Ten Fallacies of Distributed Computing
The fallacies of distributed computing are well known. I didn’t come up with them, but I’ll summarize them here:
- The network is reliable.
- Latency is zero.
- Bandwidth is infinite.
- The network is secure.
- Topology doesn’t change.
- There is one administrator.
- Transport cost is zero.
- The network is homogenous.
I have two to add.
- Processes never stop running.
- Time is absolute.
Many other things I consider to be fundamental knowledge of distributed systems, like CAP theorem or the challenge of exactly-once delivery or that having relationships between data has a constraining effect on scalability, essentially derive from the original eight fallacies of distributed computing. It feels like the two I’ve added are things we know recognize as essential knowledge not captured by the original eight.
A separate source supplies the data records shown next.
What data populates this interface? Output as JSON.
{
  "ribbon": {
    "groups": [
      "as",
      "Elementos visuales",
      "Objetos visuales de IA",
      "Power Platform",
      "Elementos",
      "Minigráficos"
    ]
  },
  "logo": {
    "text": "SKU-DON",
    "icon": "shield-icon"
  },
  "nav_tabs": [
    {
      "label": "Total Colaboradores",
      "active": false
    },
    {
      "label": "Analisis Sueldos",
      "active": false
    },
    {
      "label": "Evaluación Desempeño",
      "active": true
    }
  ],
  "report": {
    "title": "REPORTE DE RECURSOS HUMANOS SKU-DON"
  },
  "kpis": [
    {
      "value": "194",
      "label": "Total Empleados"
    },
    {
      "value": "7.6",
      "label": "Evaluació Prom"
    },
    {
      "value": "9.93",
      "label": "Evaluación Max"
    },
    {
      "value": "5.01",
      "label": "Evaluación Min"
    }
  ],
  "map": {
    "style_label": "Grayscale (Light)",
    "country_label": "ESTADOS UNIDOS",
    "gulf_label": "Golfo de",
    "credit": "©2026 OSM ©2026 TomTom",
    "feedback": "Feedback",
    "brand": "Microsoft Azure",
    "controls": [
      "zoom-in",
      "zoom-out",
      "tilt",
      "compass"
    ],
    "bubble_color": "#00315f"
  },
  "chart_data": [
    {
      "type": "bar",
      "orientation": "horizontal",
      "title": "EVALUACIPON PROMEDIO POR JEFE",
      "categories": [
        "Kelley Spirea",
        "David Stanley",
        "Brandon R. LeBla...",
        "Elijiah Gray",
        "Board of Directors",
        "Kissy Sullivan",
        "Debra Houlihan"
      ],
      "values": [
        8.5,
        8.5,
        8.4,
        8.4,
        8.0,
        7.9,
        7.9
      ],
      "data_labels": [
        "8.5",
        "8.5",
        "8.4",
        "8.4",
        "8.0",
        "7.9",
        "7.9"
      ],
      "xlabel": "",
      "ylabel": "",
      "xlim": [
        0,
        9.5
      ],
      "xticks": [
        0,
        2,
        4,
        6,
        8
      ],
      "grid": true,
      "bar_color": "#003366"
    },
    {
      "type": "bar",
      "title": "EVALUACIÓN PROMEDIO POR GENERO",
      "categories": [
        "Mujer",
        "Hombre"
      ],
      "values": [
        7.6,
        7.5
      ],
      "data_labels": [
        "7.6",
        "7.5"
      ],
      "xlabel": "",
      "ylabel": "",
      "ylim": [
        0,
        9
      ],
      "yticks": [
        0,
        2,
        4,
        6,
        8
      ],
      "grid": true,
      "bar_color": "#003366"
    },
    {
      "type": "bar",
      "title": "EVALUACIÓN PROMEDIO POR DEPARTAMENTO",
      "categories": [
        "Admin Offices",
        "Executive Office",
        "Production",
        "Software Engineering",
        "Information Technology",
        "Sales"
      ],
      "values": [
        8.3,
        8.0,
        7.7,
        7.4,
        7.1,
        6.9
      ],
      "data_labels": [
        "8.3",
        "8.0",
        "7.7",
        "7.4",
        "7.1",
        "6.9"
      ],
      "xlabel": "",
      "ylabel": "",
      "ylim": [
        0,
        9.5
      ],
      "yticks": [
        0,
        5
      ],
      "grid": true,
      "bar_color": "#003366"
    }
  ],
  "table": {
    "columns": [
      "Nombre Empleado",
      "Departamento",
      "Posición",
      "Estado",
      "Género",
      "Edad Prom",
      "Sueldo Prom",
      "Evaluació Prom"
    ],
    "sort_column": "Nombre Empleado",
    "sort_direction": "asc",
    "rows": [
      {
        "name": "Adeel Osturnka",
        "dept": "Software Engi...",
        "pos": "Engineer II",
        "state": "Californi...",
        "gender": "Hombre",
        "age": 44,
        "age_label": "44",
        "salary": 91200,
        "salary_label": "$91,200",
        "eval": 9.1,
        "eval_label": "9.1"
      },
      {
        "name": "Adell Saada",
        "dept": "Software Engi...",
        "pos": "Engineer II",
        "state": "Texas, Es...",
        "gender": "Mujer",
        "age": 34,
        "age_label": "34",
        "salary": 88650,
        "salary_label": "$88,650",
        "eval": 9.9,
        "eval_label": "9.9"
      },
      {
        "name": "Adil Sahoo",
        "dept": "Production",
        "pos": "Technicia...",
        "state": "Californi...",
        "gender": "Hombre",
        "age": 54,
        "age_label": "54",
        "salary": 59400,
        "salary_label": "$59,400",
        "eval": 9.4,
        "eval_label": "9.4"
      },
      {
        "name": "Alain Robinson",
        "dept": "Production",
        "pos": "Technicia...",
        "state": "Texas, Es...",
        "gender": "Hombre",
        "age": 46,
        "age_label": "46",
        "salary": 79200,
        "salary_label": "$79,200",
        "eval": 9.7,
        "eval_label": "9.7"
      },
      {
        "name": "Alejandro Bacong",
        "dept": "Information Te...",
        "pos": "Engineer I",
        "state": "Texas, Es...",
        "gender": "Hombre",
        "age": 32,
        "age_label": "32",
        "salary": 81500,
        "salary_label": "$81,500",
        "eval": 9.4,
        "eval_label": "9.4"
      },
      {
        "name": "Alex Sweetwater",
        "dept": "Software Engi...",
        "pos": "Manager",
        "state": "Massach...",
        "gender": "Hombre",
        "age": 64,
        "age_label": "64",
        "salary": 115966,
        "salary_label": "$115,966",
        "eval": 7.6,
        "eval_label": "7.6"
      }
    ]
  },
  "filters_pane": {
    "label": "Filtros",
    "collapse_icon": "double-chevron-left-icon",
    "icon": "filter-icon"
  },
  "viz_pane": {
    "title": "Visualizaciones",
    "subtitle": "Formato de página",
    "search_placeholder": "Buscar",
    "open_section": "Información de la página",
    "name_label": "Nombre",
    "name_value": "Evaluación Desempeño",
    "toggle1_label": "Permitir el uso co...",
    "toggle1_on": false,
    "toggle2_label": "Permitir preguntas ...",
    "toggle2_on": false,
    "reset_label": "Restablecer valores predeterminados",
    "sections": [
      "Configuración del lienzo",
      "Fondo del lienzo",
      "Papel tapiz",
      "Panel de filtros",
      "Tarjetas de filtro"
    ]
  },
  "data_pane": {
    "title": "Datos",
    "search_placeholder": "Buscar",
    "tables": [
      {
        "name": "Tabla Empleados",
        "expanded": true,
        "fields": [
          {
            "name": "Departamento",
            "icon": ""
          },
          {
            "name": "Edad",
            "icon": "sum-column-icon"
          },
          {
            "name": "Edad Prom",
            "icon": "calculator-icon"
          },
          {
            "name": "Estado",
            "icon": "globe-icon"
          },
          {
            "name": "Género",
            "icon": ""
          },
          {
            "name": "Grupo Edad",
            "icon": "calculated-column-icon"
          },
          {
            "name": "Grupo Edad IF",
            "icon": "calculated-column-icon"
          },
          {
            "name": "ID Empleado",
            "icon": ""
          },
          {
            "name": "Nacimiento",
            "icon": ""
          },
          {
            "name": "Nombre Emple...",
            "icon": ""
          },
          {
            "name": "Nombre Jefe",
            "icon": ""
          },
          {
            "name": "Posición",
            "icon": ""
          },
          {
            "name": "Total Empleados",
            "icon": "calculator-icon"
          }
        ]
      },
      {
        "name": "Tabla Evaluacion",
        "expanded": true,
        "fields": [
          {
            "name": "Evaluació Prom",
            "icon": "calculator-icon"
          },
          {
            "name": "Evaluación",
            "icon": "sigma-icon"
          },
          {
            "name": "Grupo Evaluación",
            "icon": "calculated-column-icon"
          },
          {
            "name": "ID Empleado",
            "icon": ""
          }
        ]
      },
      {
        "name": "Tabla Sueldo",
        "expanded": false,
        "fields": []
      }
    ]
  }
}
I hope I’m not being presumptuous.
Briefly, their explanations:
Processes never stop running
Of course we know this is not true, but when we design distributed systems we tend to ignore all the ways processes can stop running:
- A process can stop running due to a system crash caused by a coding error.
- A process can stop running because it is killed by a user, malicious or otherwise.
- A process can stop running because of a hardware failure.
- A process can stop running because of a power failure.
- A process can stop running, temporarily, due to garbage collection pauses in the execution environment.
The last one is especially tricky. There is a way around it: Don’t use a garbage-collected language. In other words, write your system in C. Of course, it may take you an order of magnitude longer to actually deliver your application in this case.
Fortunately, if we can make allowances in our system for the fact that processes are going to stop running, we can include another reason they stop:
- A process can stop running because of planned maintenance.
If your system is sufficiently robust to handle when a process stops running, you gain the added benefit of making planned maintenance easy.
Time is absolute
Essentially, if you were to attempt to ask any N machines in a distributed system, “What time is it?” you should expect N different responses. Some of these differences have to do with inefficiencies in the network:
- Even if all requests are sent at the same time, each machine may receive the request at a different time
- Even if each machine uses a shared global clock (e.g. NTP server), their requests for the current time may be processed at different times
But even if we assume a completely efficient system where the above differences are mitigated, we still can’t assume each machine in the system will agree on the exact time. This is true even if we assume that at some prior instant in time all clocks on the machines were synchronized exactly. Differences in processing load alone can account for getting different answers from two different machines that receive the request at the exact same time. And there’s also the possibility of slight differences in hardware that introduce minor amounts of drift over time.
The reason this matters is simple: You cannot synchronize computation across two different machines by using time.